Ex-Foreign Minister Dora Bakoyannis and former Culture Minister Antonis Samaras will fight it out for the ND presidency but the third candidate, Thessaloniki Prefect Panayiotis Psomiadis, could end up playing a vital role if the election goes to a second round.
Ever since outgoing party leader and former Prime Minister Costas Karamanlis announced on the night of the October 4 general elections that he would be stepping down following a crushing 10-percent defeat by PASOK, Bakoyannis and Samaras have been the most likely candidates to take over.
Early in the campaign, former Health Minister Dimitris Avramopoulos also declared his candidacy but eventually stepped aside and declared in favor of Samaras.
Avramopoulos’s move into the Samaras camp underlined just how much the contest has split the conservatives. Bakoyannis and Samaras are old adversaries and in many ways both are divisive figures within the party. There has been bad blood between the two since Samaras left the conservative government of Constantine Mitsotakis, Bakoyannis’s father, in the early 1990s. This led to its downfall and apart from Bakoyannis there are many others within the party who are not willing to forgive Samaras.
However, there is also a grouping within ND that was upset with Mitsotakis’s style of governing and does not want to see his daughter in charge, preferring a break with the past. Samaras has played on this theme during his campaign, often referring to “mechanisms” within the party favoring his rival.
Bakoyannis has hit back at Samaras over his decision to quit ND. “All my political life has been spent in New Democracy, I had no breaks or pauses,” said Bakoyannis.
During an extraordinary party congress on November 7 and 8, Samaras and Bakoyannis also set out different visions for the party. Samaras said it needs to be grounded in its right-wing beliefs but Bakoyannis suggested it must have a broader appeal in order to attract the middle-ground voters who usually decide election results.
She accused Samaras of sticking to an ideology that would marginalize the party.
“I am not promoting isolation,” he responded. “I am trying to extend our influence everywhere. We will not let ND be shifted or genetically modified.”
The supporters of the two camps have been involved in increasingly hostile exchanges, which have caused many conservatives to fear for the party’s unity following the election of a new leader.
The process by which the new ND president will be elected also proved to be a source of disagreement. After much arguing, it was agreed that all party members, including those that sign up on the actual voting day, would be able to cast a ballot.
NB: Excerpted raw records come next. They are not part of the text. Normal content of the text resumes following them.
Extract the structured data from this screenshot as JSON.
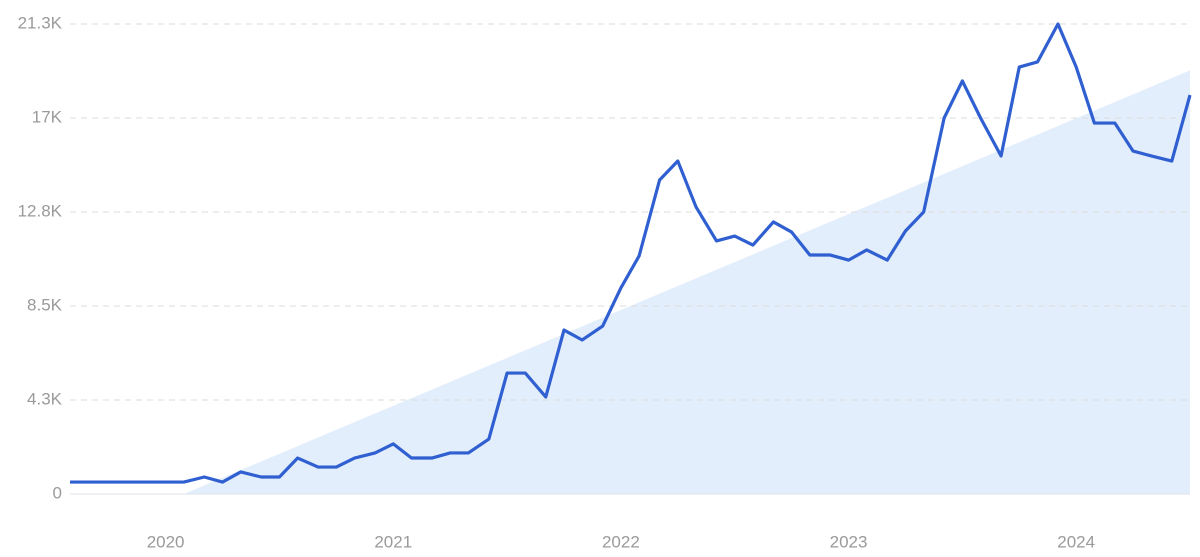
{
  "chart_data": {
    "type": "line",
    "x": [
      2019.58,
      2019.67,
      2019.75,
      2019.83,
      2019.92,
      2020,
      2020.08,
      2020.17,
      2020.25,
      2020.33,
      2020.42,
      2020.5,
      2020.58,
      2020.67,
      2020.75,
      2020.83,
      2020.92,
      2021,
      2021.08,
      2021.17,
      2021.25,
      2021.33,
      2021.42,
      2021.5,
      2021.58,
      2021.67,
      2021.75,
      2021.83,
      2021.92,
      2022,
      2022.08,
      2022.17,
      2022.25,
      2022.33,
      2022.42,
      2022.5,
      2022.58,
      2022.67,
      2022.75,
      2022.83,
      2022.92,
      2023,
      2023.08,
      2023.17,
      2023.25,
      2023.33,
      2023.42,
      2023.5,
      2023.58,
      2023.67,
      2023.75,
      2023.83,
      2023.92,
      2024,
      2024.08,
      2024.17,
      2024.25,
      2024.33,
      2024.42,
      2024.5
    ],
    "series": [
      {
        "color": "#2f5fd0",
        "values": [
          540,
          540,
          540,
          540,
          540,
          540,
          540,
          770,
          540,
          1000,
          770,
          770,
          1630,
          1220,
          1220,
          1630,
          1860,
          2270,
          1630,
          1630,
          1860,
          1860,
          2490,
          5480,
          5480,
          4400,
          7430,
          6980,
          7610,
          9340,
          10790,
          14230,
          15090,
          13010,
          11470,
          11690,
          11280,
          12330,
          11870,
          10830,
          10830,
          10600,
          11060,
          10600,
          11920,
          12780,
          17040,
          18720,
          17040,
          15320,
          19350,
          19580,
          21300,
          19350,
          16810,
          16810,
          15540,
          15320,
          15090,
          18080
        ]
      }
    ],
    "trend": {
      "color": "#e3eefc",
      "x": [
        2020.08,
        2024.5
      ],
      "values": [
        0,
        19200
      ]
    },
    "xlim": [
      2019.58,
      2024.5
    ],
    "xticks": [
      2020,
      2021,
      2022,
      2023,
      2024
    ],
    "ylim": [
      0,
      21300
    ],
    "yticks": [
      0,
      {
        "value": 4260,
        "label": "4.3K"
      },
      {
        "value": 8520,
        "label": "8.5K"
      },
      {
        "value": 12780,
        "label": "12.8K"
      },
      {
        "value": 17040,
        "label": "17K"
      },
      {
        "value": 21300,
        "label": "21.3K"
      }
    ],
    "grid": true
  }
}
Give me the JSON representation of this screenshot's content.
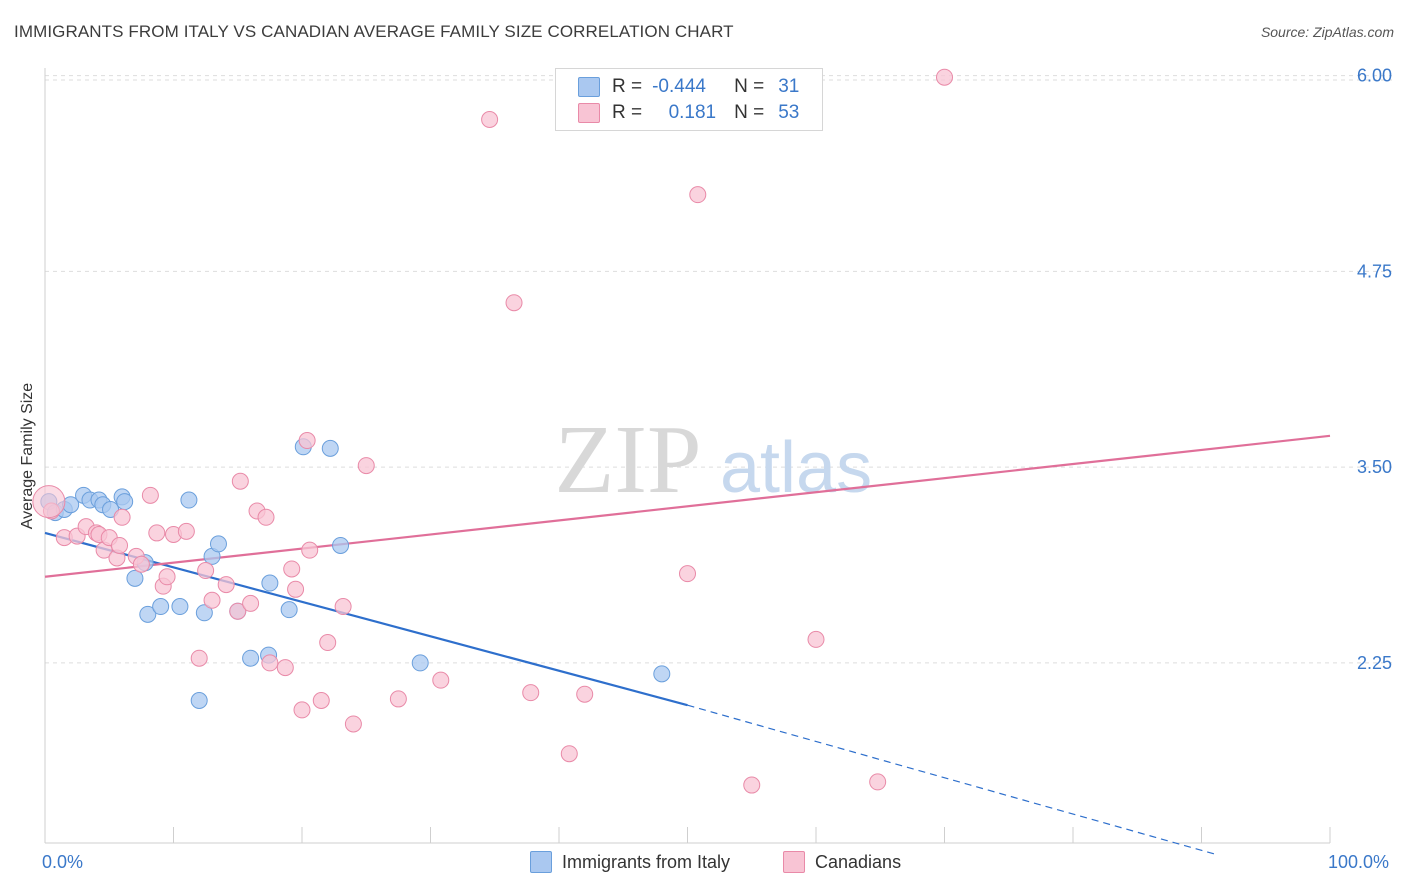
{
  "title": "IMMIGRANTS FROM ITALY VS CANADIAN AVERAGE FAMILY SIZE CORRELATION CHART",
  "source": "Source: ZipAtlas.com",
  "watermark": {
    "zip": "ZIP",
    "atlas": "atlas"
  },
  "legend": {
    "rows": [
      {
        "r_label": "R =",
        "r_value": "-0.444",
        "n_label": "N =",
        "n_value": "31"
      },
      {
        "r_label": "R =",
        "r_value": "0.181",
        "n_label": "N =",
        "n_value": "53"
      }
    ]
  },
  "bottom_legend": [
    "Immigrants from Italy",
    "Canadians"
  ],
  "x_labels": {
    "min": "0.0%",
    "max": "100.0%"
  },
  "colors": {
    "italy_fill": "#aac8f0",
    "italy_stroke": "#6a9fdc",
    "italy_line": "#2e6fcc",
    "canada_fill": "#f8c4d4",
    "canada_stroke": "#e98aa8",
    "canada_line": "#e06f99",
    "tick_text": "#3a78c9",
    "grid": "#dddddd"
  },
  "chart_data": {
    "type": "scatter",
    "title": "IMMIGRANTS FROM ITALY VS CANADIAN AVERAGE FAMILY SIZE CORRELATION CHART",
    "xlabel": "",
    "ylabel": "Average Family Size",
    "xlim": [
      0,
      100
    ],
    "ylim": [
      1.2,
      6.1
    ],
    "y_ticks": [
      2.25,
      3.5,
      4.75,
      6.0
    ],
    "y_tick_labels": [
      "2.25",
      "3.50",
      "4.75",
      "6.00"
    ],
    "grid": true,
    "series": [
      {
        "name": "Immigrants from Italy",
        "r": -0.444,
        "n": 31,
        "points": [
          [
            0.3,
            3.28
          ],
          [
            0.8,
            3.21
          ],
          [
            1.5,
            3.23
          ],
          [
            2.0,
            3.26
          ],
          [
            3.0,
            3.32
          ],
          [
            3.5,
            3.29
          ],
          [
            4.2,
            3.29
          ],
          [
            4.5,
            3.26
          ],
          [
            5.1,
            3.23
          ],
          [
            6.0,
            3.31
          ],
          [
            6.2,
            3.28
          ],
          [
            7.0,
            2.79
          ],
          [
            7.8,
            2.89
          ],
          [
            8.0,
            2.56
          ],
          [
            9.0,
            2.61
          ],
          [
            10.5,
            2.61
          ],
          [
            11.2,
            3.29
          ],
          [
            12.0,
            2.01
          ],
          [
            12.4,
            2.57
          ],
          [
            13.0,
            2.93
          ],
          [
            13.5,
            3.01
          ],
          [
            15.0,
            2.58
          ],
          [
            16.0,
            2.28
          ],
          [
            17.4,
            2.3
          ],
          [
            17.5,
            2.76
          ],
          [
            19.0,
            2.59
          ],
          [
            20.1,
            3.63
          ],
          [
            22.2,
            3.62
          ],
          [
            23.0,
            3.0
          ],
          [
            29.2,
            2.25
          ],
          [
            48.0,
            2.18
          ]
        ],
        "trend": {
          "x": [
            0,
            50
          ],
          "y": [
            3.08,
            1.98
          ]
        },
        "trend_dashed": {
          "x": [
            50,
            91
          ],
          "y": [
            1.98,
            1.03
          ]
        }
      },
      {
        "name": "Canadians",
        "r": 0.181,
        "n": 53,
        "points": [
          [
            0.5,
            3.22
          ],
          [
            1.5,
            3.05
          ],
          [
            2.5,
            3.06
          ],
          [
            3.2,
            3.12
          ],
          [
            4.0,
            3.08
          ],
          [
            4.2,
            3.07
          ],
          [
            4.6,
            2.97
          ],
          [
            5.0,
            3.05
          ],
          [
            5.6,
            2.92
          ],
          [
            5.8,
            3.0
          ],
          [
            6.0,
            3.18
          ],
          [
            7.1,
            2.93
          ],
          [
            7.5,
            2.88
          ],
          [
            8.2,
            3.32
          ],
          [
            8.7,
            3.08
          ],
          [
            9.2,
            2.74
          ],
          [
            9.5,
            2.8
          ],
          [
            10.0,
            3.07
          ],
          [
            11.0,
            3.09
          ],
          [
            12.0,
            2.28
          ],
          [
            12.5,
            2.84
          ],
          [
            13.0,
            2.65
          ],
          [
            14.1,
            2.75
          ],
          [
            15.0,
            2.58
          ],
          [
            15.2,
            3.41
          ],
          [
            16.0,
            2.63
          ],
          [
            16.5,
            3.22
          ],
          [
            17.2,
            3.18
          ],
          [
            17.5,
            2.25
          ],
          [
            18.7,
            2.22
          ],
          [
            19.2,
            2.85
          ],
          [
            19.5,
            2.72
          ],
          [
            20.0,
            1.95
          ],
          [
            20.4,
            3.67
          ],
          [
            20.6,
            2.97
          ],
          [
            21.5,
            2.01
          ],
          [
            22.0,
            2.38
          ],
          [
            23.2,
            2.61
          ],
          [
            24.0,
            1.86
          ],
          [
            25.0,
            3.51
          ],
          [
            27.5,
            2.02
          ],
          [
            30.8,
            2.14
          ],
          [
            34.6,
            5.72
          ],
          [
            36.5,
            4.55
          ],
          [
            37.8,
            2.06
          ],
          [
            40.8,
            1.67
          ],
          [
            50.0,
            2.82
          ],
          [
            50.8,
            5.24
          ],
          [
            60.0,
            2.4
          ],
          [
            55.0,
            1.47
          ],
          [
            64.8,
            1.49
          ],
          [
            70.0,
            5.99
          ],
          [
            42.0,
            2.05
          ]
        ],
        "trend": {
          "x": [
            0,
            100
          ],
          "y": [
            2.8,
            3.7
          ]
        }
      }
    ]
  }
}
As a result, it has been difficult for pollsters to predict the outcome of Sunday’s vote. Since Avramopoulos joined the Samaras campaign, the ex-Culture Minister has taken the lead in opinion polls. A survey of more than 1,000 people by Public Issue for Sunday’s Kathimerini suggested that Samaras would win the first round but would not gain the 50 percent needed to prevent a second round. In the likely case of a second round, Psomiadis would drop out and Samaras would run off against Bakoyannis. Psomiadis insists he will not tell his supporters who to vote for.
Public Issue’s poll shows Samaras winning this contest as well. However, pollsters point out that only about a third of respondents are ND supporters and of those not all will vote. Also, there may be many new members who sign up at the last minute, making it very difficult to predict the outcome.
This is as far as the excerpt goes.